また、「これほど関税をかけて輸入して、米国経済は大丈夫なのか。米国経済全体が冷えてくると、そこで(経済が)風邪をひく国が多くあるため、米国経済の疲弊が心配だ」と述べるとともに、「米国の国力低下は、日本にとっては極めて好ましくない。端的に言えば、米国には日本の製品もたくさん買ってもらって消費してほしいということだ」と強調し、「経済政策は総合的な観点で考えてもらいたい」と求めた。

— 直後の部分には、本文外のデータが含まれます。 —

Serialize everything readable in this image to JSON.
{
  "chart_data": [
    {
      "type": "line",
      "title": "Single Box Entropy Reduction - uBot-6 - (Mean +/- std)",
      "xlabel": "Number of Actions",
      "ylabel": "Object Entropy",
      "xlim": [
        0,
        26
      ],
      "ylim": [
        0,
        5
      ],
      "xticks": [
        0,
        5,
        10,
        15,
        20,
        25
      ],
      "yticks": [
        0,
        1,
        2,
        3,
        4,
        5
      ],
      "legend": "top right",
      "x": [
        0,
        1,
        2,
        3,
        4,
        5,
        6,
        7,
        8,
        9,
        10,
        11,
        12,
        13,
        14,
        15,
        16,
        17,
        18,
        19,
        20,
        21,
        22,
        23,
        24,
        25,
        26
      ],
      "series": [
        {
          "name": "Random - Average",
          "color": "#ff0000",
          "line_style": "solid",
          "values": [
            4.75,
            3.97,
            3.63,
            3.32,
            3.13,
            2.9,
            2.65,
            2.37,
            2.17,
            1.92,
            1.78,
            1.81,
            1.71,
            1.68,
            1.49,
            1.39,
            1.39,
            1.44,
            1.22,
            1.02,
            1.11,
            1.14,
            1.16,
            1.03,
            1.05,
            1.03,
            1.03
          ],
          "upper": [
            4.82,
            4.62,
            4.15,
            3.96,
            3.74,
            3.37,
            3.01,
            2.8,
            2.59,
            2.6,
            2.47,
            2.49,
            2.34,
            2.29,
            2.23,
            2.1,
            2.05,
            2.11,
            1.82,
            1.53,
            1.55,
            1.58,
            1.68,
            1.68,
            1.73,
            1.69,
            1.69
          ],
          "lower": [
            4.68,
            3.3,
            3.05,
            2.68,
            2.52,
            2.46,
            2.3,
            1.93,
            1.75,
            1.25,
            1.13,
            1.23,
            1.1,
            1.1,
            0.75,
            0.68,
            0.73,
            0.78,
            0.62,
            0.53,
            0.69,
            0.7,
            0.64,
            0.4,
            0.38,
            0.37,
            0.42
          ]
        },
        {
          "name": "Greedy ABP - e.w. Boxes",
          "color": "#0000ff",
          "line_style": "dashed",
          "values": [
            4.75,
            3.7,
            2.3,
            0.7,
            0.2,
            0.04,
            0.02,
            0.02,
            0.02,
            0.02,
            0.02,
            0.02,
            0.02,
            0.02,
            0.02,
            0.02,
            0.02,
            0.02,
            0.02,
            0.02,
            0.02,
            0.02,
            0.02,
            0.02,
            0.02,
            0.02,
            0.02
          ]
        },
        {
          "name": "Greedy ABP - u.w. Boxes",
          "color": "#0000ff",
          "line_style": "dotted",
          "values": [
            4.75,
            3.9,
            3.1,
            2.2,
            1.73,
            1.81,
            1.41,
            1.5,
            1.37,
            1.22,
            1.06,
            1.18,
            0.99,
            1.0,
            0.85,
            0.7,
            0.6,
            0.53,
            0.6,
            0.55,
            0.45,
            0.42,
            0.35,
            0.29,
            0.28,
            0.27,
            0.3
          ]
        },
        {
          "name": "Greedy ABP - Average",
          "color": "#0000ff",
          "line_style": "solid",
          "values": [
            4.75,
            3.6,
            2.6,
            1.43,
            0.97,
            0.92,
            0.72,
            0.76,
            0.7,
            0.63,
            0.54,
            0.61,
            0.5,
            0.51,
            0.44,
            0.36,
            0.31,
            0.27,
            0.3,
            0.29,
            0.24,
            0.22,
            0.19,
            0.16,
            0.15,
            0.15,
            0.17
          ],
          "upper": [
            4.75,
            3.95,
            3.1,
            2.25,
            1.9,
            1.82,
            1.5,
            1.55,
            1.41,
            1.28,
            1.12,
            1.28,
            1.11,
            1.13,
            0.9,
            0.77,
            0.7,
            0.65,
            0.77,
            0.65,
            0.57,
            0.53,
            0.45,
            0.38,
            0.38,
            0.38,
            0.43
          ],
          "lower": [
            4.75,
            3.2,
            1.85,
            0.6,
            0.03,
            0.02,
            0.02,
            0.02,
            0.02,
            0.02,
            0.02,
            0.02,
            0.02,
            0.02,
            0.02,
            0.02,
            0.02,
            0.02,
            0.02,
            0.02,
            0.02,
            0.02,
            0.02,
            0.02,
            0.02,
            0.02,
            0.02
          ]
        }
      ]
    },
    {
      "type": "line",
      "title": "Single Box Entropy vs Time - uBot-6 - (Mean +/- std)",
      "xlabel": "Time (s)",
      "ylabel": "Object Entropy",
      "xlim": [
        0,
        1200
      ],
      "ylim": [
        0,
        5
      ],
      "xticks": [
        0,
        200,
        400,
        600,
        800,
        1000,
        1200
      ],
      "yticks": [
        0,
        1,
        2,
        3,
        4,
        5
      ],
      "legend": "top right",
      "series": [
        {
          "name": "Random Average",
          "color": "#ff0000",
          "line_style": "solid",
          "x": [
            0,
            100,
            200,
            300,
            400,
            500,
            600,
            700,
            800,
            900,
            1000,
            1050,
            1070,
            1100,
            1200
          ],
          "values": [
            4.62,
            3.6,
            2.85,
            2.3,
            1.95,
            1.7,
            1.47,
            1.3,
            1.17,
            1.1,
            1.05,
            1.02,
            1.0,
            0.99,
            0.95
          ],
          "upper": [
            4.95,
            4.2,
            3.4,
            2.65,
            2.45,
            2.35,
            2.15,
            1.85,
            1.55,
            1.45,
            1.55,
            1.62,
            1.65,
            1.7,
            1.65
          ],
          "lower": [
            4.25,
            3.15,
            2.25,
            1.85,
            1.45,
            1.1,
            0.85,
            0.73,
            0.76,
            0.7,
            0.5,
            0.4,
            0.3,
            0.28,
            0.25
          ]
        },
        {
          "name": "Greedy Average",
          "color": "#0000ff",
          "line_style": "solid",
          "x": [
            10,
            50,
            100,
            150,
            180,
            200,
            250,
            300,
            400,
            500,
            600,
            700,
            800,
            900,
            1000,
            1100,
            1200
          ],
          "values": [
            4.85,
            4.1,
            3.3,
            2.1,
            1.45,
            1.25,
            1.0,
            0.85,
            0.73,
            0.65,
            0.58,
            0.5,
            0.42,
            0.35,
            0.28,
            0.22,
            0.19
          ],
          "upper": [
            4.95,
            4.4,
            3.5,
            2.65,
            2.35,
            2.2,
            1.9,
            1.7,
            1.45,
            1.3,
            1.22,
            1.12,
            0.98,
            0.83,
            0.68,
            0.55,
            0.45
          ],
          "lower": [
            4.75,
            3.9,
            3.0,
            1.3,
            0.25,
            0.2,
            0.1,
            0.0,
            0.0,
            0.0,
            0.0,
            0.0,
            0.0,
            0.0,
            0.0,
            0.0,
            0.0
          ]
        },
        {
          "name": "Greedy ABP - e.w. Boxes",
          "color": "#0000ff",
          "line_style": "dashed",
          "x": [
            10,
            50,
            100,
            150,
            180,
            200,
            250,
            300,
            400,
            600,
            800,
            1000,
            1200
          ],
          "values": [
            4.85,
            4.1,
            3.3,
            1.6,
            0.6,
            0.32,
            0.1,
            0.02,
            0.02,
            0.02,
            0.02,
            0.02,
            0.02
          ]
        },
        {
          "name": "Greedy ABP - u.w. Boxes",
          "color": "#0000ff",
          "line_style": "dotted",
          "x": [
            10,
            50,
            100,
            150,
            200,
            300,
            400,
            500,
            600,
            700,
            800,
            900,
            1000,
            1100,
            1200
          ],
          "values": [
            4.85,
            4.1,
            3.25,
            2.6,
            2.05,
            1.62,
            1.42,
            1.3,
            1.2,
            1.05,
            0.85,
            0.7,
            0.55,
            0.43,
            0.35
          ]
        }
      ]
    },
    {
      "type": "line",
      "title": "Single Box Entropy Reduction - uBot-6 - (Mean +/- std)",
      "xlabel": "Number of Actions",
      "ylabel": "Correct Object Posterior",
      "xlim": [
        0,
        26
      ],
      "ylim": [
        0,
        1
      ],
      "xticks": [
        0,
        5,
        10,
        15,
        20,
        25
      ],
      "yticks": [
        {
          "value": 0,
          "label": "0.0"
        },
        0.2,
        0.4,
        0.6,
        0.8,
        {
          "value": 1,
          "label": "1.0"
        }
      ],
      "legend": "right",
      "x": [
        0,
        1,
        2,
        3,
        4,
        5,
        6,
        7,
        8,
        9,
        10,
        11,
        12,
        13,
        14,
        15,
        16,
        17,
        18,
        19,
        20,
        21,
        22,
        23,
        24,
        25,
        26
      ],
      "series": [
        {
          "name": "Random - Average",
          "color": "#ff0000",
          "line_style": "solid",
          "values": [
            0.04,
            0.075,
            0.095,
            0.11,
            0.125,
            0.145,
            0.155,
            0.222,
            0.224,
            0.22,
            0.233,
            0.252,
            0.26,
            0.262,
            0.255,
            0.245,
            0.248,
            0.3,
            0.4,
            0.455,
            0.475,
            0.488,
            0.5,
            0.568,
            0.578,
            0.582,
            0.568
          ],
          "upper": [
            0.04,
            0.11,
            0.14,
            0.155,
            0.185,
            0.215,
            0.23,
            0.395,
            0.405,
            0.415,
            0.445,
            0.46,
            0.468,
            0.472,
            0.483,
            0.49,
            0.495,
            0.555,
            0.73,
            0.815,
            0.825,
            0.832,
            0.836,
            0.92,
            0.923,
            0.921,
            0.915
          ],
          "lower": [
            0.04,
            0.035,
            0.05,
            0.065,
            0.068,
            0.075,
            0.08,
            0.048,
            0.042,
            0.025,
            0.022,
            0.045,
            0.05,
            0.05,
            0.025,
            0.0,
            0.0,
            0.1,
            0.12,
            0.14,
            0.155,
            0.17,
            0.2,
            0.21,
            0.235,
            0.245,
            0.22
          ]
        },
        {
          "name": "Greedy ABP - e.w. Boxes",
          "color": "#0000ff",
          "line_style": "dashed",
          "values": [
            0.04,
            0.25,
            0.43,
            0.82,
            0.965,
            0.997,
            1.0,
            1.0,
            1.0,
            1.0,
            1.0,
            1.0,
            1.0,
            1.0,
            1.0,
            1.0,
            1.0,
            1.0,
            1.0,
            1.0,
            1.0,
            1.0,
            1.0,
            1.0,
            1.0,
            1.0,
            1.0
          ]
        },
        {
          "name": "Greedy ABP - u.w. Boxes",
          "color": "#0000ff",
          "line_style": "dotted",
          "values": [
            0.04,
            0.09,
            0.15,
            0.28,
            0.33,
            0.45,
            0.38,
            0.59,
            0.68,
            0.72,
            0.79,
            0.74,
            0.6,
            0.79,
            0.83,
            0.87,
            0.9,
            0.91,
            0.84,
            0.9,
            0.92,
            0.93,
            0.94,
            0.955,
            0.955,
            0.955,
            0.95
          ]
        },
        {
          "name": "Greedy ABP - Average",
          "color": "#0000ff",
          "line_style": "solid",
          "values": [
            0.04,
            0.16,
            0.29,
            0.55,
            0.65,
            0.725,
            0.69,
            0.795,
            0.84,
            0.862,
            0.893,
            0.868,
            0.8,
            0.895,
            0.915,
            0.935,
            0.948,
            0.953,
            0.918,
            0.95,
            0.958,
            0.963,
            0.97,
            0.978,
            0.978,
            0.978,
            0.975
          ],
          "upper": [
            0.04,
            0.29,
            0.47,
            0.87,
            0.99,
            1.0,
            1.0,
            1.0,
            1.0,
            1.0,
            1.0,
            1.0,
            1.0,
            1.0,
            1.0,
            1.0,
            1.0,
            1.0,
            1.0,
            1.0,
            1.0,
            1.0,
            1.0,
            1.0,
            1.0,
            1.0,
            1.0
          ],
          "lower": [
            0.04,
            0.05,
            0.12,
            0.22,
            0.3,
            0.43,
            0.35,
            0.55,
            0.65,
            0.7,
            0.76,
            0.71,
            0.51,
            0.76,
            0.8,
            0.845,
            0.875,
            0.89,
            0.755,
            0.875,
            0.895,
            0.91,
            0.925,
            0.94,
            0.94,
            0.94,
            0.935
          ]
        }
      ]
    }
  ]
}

春季労使交渉については、「昨年並み、あるいは少し上向いた数字になるのではないか」との見方を表明。連合が公表した2回目の回答集計結果において、中小組合の賃上げ率(ベースアップ分のみ)が、昨年同時期から上昇していることに触れ、「厳しい経営状況の中でよく頑張った」と評価するとともに、商工会議所として、全国の会員企業に引き続き賃上げを働き掛けていく方針を示した。
一方、「食品原料、食品などが相当値上がりしている。小規模の商店・飲食店は、電気・ガス・光熱費などの費用が上昇し、仕入れ費用がかさむ中、過当競争にさらされながら、消費者に向けて売っていかざるを得ない」と実態に懸念を示し、日銀が目標とする2%の物価上昇との乖離(かいり)を指摘。政府に効果を伴う物価対策を強く求めた。